Military priorities shaped in political fray

Presidential hopefuls take positions on spending, weapon systems, missions

March 02, 2000|By Tom Bowman | Tom Bowman,SUN NATIONAL STAFF

WASHINGTON -- There's one point on which the four major presidential candidates agree: America must have the most technologically advanced, best paid and best equipped military in the world, able to respond to current crises and new threats emerging in the 21st century.

And three of them say more money is needed to pay for it.

Only Democratic contender Bill Bradley opposes increasing the Pentagon's proposed $277 billion budget for next year, while his rival, Vice President Al Gore, says tens of billions in added defense spending will be needed in the coming years. Gore's view is echoed by Republican candidates Sen. John McCain of Arizona and Texas Gov. George W. Bush.

With Bradley's campaign struggling, it appears increasingly likely that the next president will be managing an expansion in military spending not seen since the early days of the Reagan administration two decades ago.

"What you've got here reminds me very much of what happened at the end of the Carter era," said Ken Allard, a retired Army colonel and a senior associate at the Center for Strategic and International Studies, pointing to the Reagan defense buildup. "With the notable exception of Bradley, there's a rough consensus on some things."

Driving the need for higher Pentagon budgets, say Gore, McCain and Bush, are the Reagan-era weapons -- from armored vehicles to planes and ships -- whose life span will end during the next decade. They also point to a threefold increase in missions for a U.S. military force reduced about 40 percent since the end of the Cold War, a pace that is wearing down equipment and personnel.

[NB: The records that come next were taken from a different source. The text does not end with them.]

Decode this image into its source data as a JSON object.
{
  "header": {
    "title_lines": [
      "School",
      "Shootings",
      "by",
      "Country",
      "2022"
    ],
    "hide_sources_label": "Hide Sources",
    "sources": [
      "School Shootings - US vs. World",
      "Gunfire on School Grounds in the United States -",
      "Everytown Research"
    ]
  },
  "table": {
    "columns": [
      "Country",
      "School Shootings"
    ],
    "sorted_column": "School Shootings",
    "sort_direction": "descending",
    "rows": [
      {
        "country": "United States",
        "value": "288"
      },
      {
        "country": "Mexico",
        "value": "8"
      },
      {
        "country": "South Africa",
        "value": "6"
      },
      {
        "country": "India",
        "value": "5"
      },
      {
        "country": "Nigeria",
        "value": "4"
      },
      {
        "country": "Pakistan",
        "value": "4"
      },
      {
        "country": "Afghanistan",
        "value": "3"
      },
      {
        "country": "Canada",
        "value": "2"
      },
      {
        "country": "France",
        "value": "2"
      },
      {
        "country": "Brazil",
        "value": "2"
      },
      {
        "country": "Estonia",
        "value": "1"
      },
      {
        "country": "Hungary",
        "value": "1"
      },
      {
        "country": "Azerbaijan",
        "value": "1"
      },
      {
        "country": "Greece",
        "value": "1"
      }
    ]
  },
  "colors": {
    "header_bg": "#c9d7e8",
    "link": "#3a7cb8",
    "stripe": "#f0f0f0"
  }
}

They all agree -- Bradley included -- that higher military pay, better health care benefits and more generous retirement packages are necessary to recruit and retain the best of America's youth.

And there is the steep price tag for the next generation of weapons, the fast, radar-evading stealth weaponry employing the latest technology -- or awaiting the next generation of high-tech wizardry. The three new types of fighter aircraft, for example, are expected to cost more than $350 billion.

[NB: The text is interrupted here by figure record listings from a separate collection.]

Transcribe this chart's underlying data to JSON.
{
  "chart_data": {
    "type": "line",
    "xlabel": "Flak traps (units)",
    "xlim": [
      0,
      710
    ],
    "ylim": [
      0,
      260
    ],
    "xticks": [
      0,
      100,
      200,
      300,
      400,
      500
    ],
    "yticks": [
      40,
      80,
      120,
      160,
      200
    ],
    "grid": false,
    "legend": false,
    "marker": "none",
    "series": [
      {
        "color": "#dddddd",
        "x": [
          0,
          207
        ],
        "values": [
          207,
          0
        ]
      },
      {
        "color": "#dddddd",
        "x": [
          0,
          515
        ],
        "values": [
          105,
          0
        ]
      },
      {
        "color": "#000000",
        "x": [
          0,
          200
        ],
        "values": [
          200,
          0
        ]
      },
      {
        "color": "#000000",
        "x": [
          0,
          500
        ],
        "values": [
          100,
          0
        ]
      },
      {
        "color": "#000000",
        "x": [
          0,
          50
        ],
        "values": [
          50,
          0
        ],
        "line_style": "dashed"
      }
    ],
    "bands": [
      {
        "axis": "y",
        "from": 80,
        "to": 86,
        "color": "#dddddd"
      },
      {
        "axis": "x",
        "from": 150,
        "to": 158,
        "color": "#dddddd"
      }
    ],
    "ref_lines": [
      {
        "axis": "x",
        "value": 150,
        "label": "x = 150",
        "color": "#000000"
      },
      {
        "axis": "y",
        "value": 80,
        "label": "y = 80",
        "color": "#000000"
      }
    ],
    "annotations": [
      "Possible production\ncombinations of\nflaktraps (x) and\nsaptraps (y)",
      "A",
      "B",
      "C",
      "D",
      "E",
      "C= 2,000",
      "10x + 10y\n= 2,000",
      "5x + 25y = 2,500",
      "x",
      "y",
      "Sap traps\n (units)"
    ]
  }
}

McCain and Bush have placed rebuilding America's military at the forefront of their campaigns, chiding the Clinton administration for what they say have been inadequate Pentagon budgets and too many open-ended commitments abroad.

Overseas missions

Both men have said, using the identical phrase, that the next president must restore the "bond of trust" with members of the armed forces. That trust has been broken by questionable overseas missions, they say.

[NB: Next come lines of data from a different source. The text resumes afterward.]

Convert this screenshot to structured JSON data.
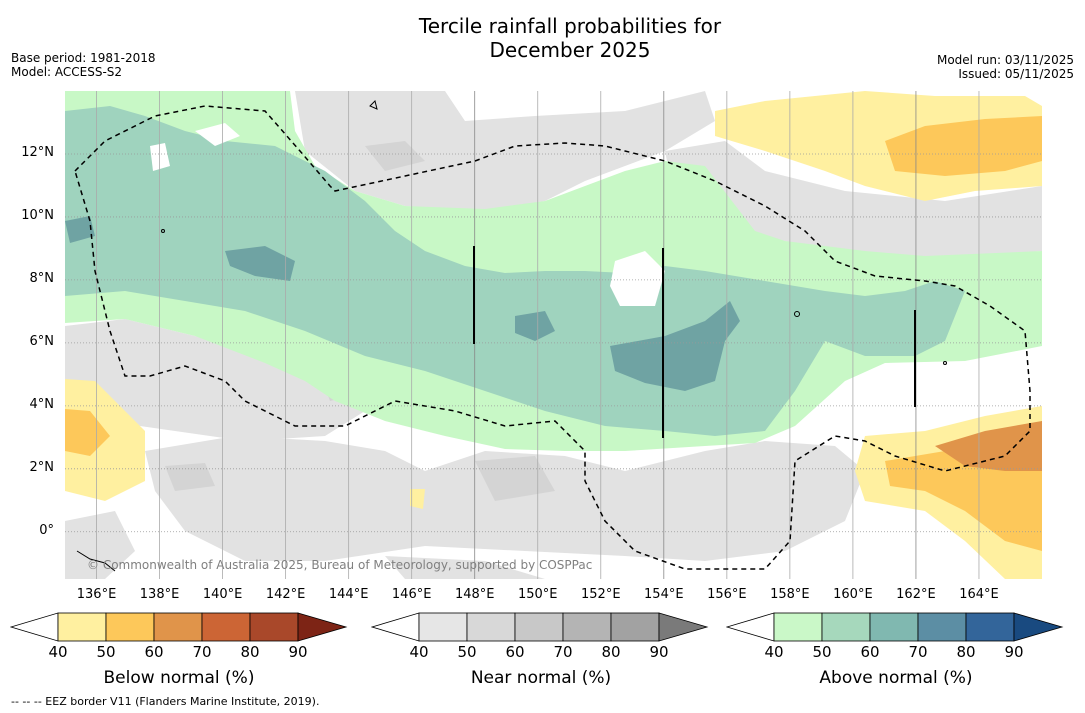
{
  "title_line1": "Tercile rainfall probabilities for",
  "title_line2": "December 2025",
  "base_period": "Base period: 1981-2018",
  "model": "Model: ACCESS-S2",
  "model_run": "Model run: 03/11/2025",
  "issued": "Issued: 05/11/2025",
  "copyright": "© Commonwealth of Australia 2025, Bureau of Meteorology, supported by COSPPac",
  "footer": "-- -- -- EEZ border V11 (Flanders Marine Institute, 2019).",
  "map": {
    "lon_range": [
      135,
      166
    ],
    "lat_range": [
      -1.5,
      14
    ],
    "lon_ticks": [
      "136°E",
      "138°E",
      "140°E",
      "142°E",
      "144°E",
      "146°E",
      "148°E",
      "150°E",
      "152°E",
      "154°E",
      "156°E",
      "158°E",
      "160°E",
      "162°E",
      "164°E"
    ],
    "lat_ticks": [
      "0°",
      "2°N",
      "4°N",
      "6°N",
      "8°N",
      "10°N",
      "12°N"
    ]
  },
  "colorbars": [
    {
      "name": "below",
      "label": "Below normal (%)",
      "ticks": [
        "40",
        "50",
        "60",
        "70",
        "80",
        "90"
      ],
      "colors": [
        "#ffffff",
        "#fff0a0",
        "#fdc85a",
        "#e0944a",
        "#cc6535",
        "#a9482a",
        "#7d2415"
      ]
    },
    {
      "name": "near",
      "label": "Near normal (%)",
      "ticks": [
        "40",
        "50",
        "60",
        "70",
        "80",
        "90"
      ],
      "colors": [
        "#ffffff",
        "#e6e6e6",
        "#d8d8d8",
        "#c8c8c8",
        "#b4b4b4",
        "#a2a2a2",
        "#7a7a7a"
      ]
    },
    {
      "name": "above",
      "label": "Above normal (%)",
      "ticks": [
        "40",
        "50",
        "60",
        "70",
        "80",
        "90"
      ],
      "colors": [
        "#ffffff",
        "#caf8c8",
        "#a6d8bc",
        "#80b8b0",
        "#5c8ea4",
        "#33659a",
        "#194a80"
      ]
    }
  ]
}
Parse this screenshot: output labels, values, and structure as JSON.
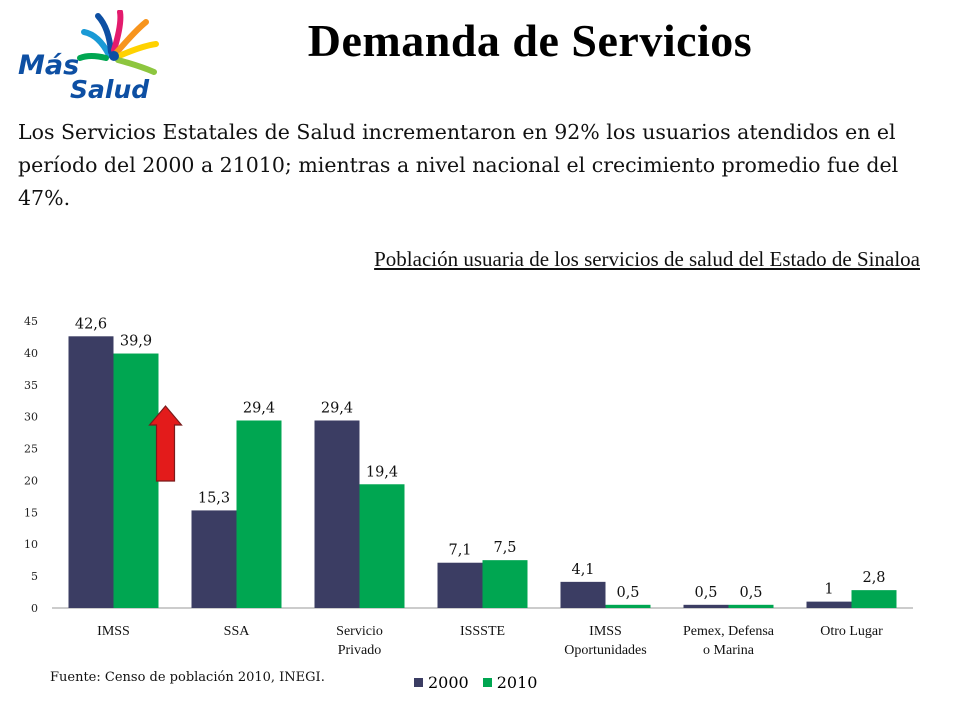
{
  "logo": {
    "line1": "Más",
    "line2": "Salud"
  },
  "header": {
    "title": "Demanda de Servicios"
  },
  "intro": "Los Servicios Estatales de Salud incrementaron en 92% los usuarios atendidos en el período del 2000 a 21010; mientras a nivel nacional el crecimiento promedio fue del 47%.",
  "source": "Fuente: Censo de población 2010, INEGI.",
  "colors": {
    "s2000": "#3b3d63",
    "s2010": "#00a651",
    "arrow": "#e31b1b"
  },
  "chart_data": {
    "type": "bar",
    "title": "Población usuaria de los servicios de salud del Estado de Sinaloa",
    "categories": [
      [
        "IMSS"
      ],
      [
        "SSA"
      ],
      [
        "Servicio",
        "Privado"
      ],
      [
        "ISSSTE"
      ],
      [
        "IMSS",
        "Oportunidades"
      ],
      [
        "Pemex, Defensa",
        "o Marina"
      ],
      [
        "Otro Lugar"
      ]
    ],
    "series": [
      {
        "name": "2000",
        "values": [
          42.6,
          15.3,
          29.4,
          7.1,
          4.1,
          0.5,
          1
        ],
        "labels": [
          "42,6",
          "15,3",
          "29,4",
          "7,1",
          "4,1",
          "0,5",
          "1"
        ]
      },
      {
        "name": "2010",
        "values": [
          39.9,
          29.4,
          19.4,
          7.5,
          0.5,
          0.5,
          2.8
        ],
        "labels": [
          "39,9",
          "29,4",
          "19,4",
          "7,5",
          "0,5",
          "0,5",
          "2,8"
        ]
      }
    ],
    "ylim": [
      0,
      45
    ],
    "yticks": [
      0,
      5,
      10,
      15,
      20,
      25,
      30,
      35,
      40,
      45
    ],
    "grid": false,
    "legend": "bottom",
    "annotation": "red-up-arrow-on-SSA"
  }
}
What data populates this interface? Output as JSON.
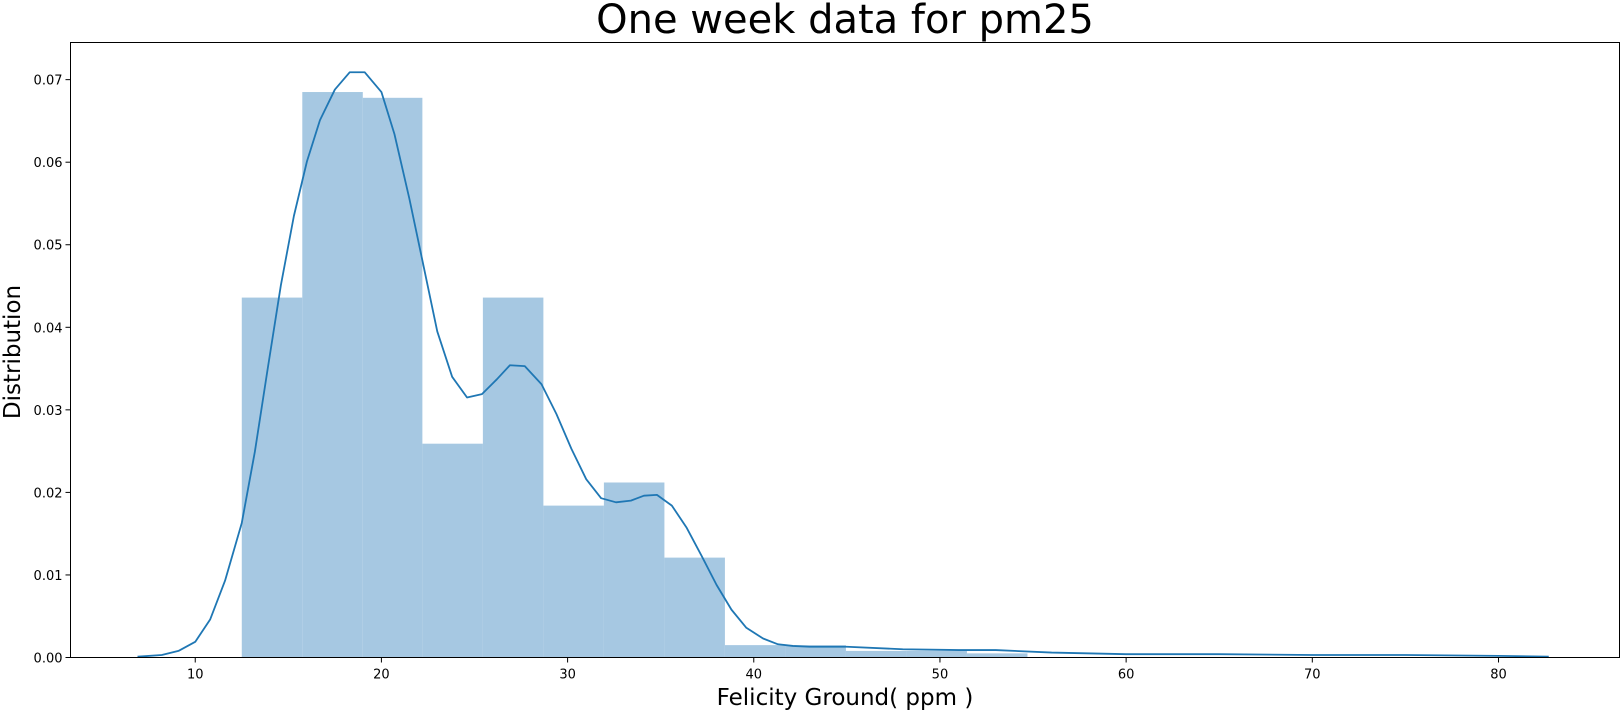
{
  "chart_data": {
    "type": "bar",
    "title": "One week data for pm25",
    "xlabel": "Felicity Ground( ppm )",
    "ylabel": "Distribution",
    "xlim": [
      3.3,
      86.5
    ],
    "ylim": [
      0,
      0.0745
    ],
    "x_ticks": [
      10,
      20,
      30,
      40,
      50,
      60,
      70,
      80
    ],
    "y_ticks": [
      0.0,
      0.01,
      0.02,
      0.03,
      0.04,
      0.05,
      0.06,
      0.07
    ],
    "y_tick_labels": [
      "0.00",
      "0.01",
      "0.02",
      "0.03",
      "0.04",
      "0.05",
      "0.06",
      "0.07"
    ],
    "grid": false,
    "colors": {
      "bars": "#a6c8e2",
      "kde_line": "#1f77b4",
      "axes": "#000000"
    },
    "bins": [
      {
        "x0": 12.5,
        "x1": 15.75,
        "density": 0.0436
      },
      {
        "x0": 15.75,
        "x1": 19.0,
        "density": 0.0685
      },
      {
        "x0": 19.0,
        "x1": 22.2,
        "density": 0.0678
      },
      {
        "x0": 22.2,
        "x1": 25.45,
        "density": 0.0259
      },
      {
        "x0": 25.45,
        "x1": 28.7,
        "density": 0.0436
      },
      {
        "x0": 28.7,
        "x1": 31.95,
        "density": 0.0184
      },
      {
        "x0": 31.95,
        "x1": 35.2,
        "density": 0.0212
      },
      {
        "x0": 35.2,
        "x1": 38.45,
        "density": 0.0121
      },
      {
        "x0": 38.45,
        "x1": 41.7,
        "density": 0.0015
      },
      {
        "x0": 41.7,
        "x1": 44.95,
        "density": 0.0015
      },
      {
        "x0": 44.95,
        "x1": 48.2,
        "density": 0.0008
      },
      {
        "x0": 48.2,
        "x1": 51.45,
        "density": 0.0008
      },
      {
        "x0": 51.45,
        "x1": 54.7,
        "density": 0.0005
      }
    ],
    "kde": {
      "x": [
        6.9,
        8.2,
        9.1,
        10.0,
        10.8,
        11.6,
        12.5,
        13.2,
        13.9,
        14.6,
        15.3,
        16.0,
        16.7,
        17.5,
        18.3,
        19.1,
        20.0,
        20.7,
        21.5,
        22.2,
        23.0,
        23.8,
        24.6,
        25.4,
        26.2,
        26.9,
        27.7,
        28.6,
        29.4,
        30.2,
        31.0,
        31.8,
        32.6,
        33.4,
        34.1,
        34.8,
        35.6,
        36.4,
        37.2,
        38.0,
        38.8,
        39.6,
        40.5,
        41.3,
        42.1,
        43.0,
        45.0,
        48.0,
        51.0,
        53.0,
        56.0,
        60.0,
        65.0,
        70.0,
        75.0,
        80.0,
        82.7
      ],
      "y": [
        0.0001,
        0.0003,
        0.0008,
        0.0019,
        0.0046,
        0.0093,
        0.0163,
        0.0249,
        0.0351,
        0.0451,
        0.0535,
        0.0601,
        0.0651,
        0.0688,
        0.0709,
        0.0709,
        0.0685,
        0.0634,
        0.0556,
        0.0481,
        0.0395,
        0.034,
        0.0315,
        0.0319,
        0.0337,
        0.0354,
        0.0353,
        0.0331,
        0.0295,
        0.0253,
        0.0216,
        0.0193,
        0.0188,
        0.019,
        0.0196,
        0.0197,
        0.0184,
        0.0157,
        0.0123,
        0.0088,
        0.0058,
        0.0036,
        0.0023,
        0.0016,
        0.0014,
        0.0013,
        0.0013,
        0.001,
        0.0009,
        0.0009,
        0.0006,
        0.0004,
        0.0004,
        0.0003,
        0.0003,
        0.0002,
        0.0001
      ]
    }
  }
}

"We must never ask troops to risk their lives for purposes not directly related to our vital national interests and values," McCain said in December in his first major defense speech. "We must not send them on missions for which we have no measure of success nor into conflicts we are not prepared to win."

But McCain has not identified which missions he would curtail. U.S. troops are deployed in more than 80 countries, with missions ranging from anti-narcotics training in Colombia to peacekeeping duties in the Balkans and Egypt's Sinai peninsula to humanitarian efforts in Haiti.

Bush has said only that as president he would push for an "orderly and timely withdrawal from places like Kosovo and Bosnia," where about 10,000 U.S. troops are taking part in peacekeeping duties as part of international forces.

The future of America's military has not been a top campaign theme for either Gore or Bradley. After years of charges from Republicans that defense budgets are insufficient, the Clinton administration proposed last year a $112 billion increase in defense spending over the next five years.

"We are now fighting for the first long-term, sustained increase in defense spending in a decade," Gore said in a speech to the American Legion national convention in California last summer. "We must honor this simple principle: Let's never ask our servicemen and women to do what they have not been equipped to do."

Gore also noted that the administration was pressing for "the largest military pay raise since 1982," a 4.4 percent increase, though Congress boosted it to 4.8 percent.

Bradley has said that the current defense budget is sufficient, though "cost-saving changes" would be needed to ensure that U.S. troops are second to none. Bradley said he would phase out "unduly expensive" weapons systems, such as the B-2 bomber and the proposed F-22 fighter.

Savings would be used for "essential new weapons and equipment" as well as better pay and benefit packages for service members and their families, Bradley said.

Missile defense

Gore and Bradley are undecided on whether the United States should create a national missile defense system to guard against missiles fired from North Korea and other rogue nations.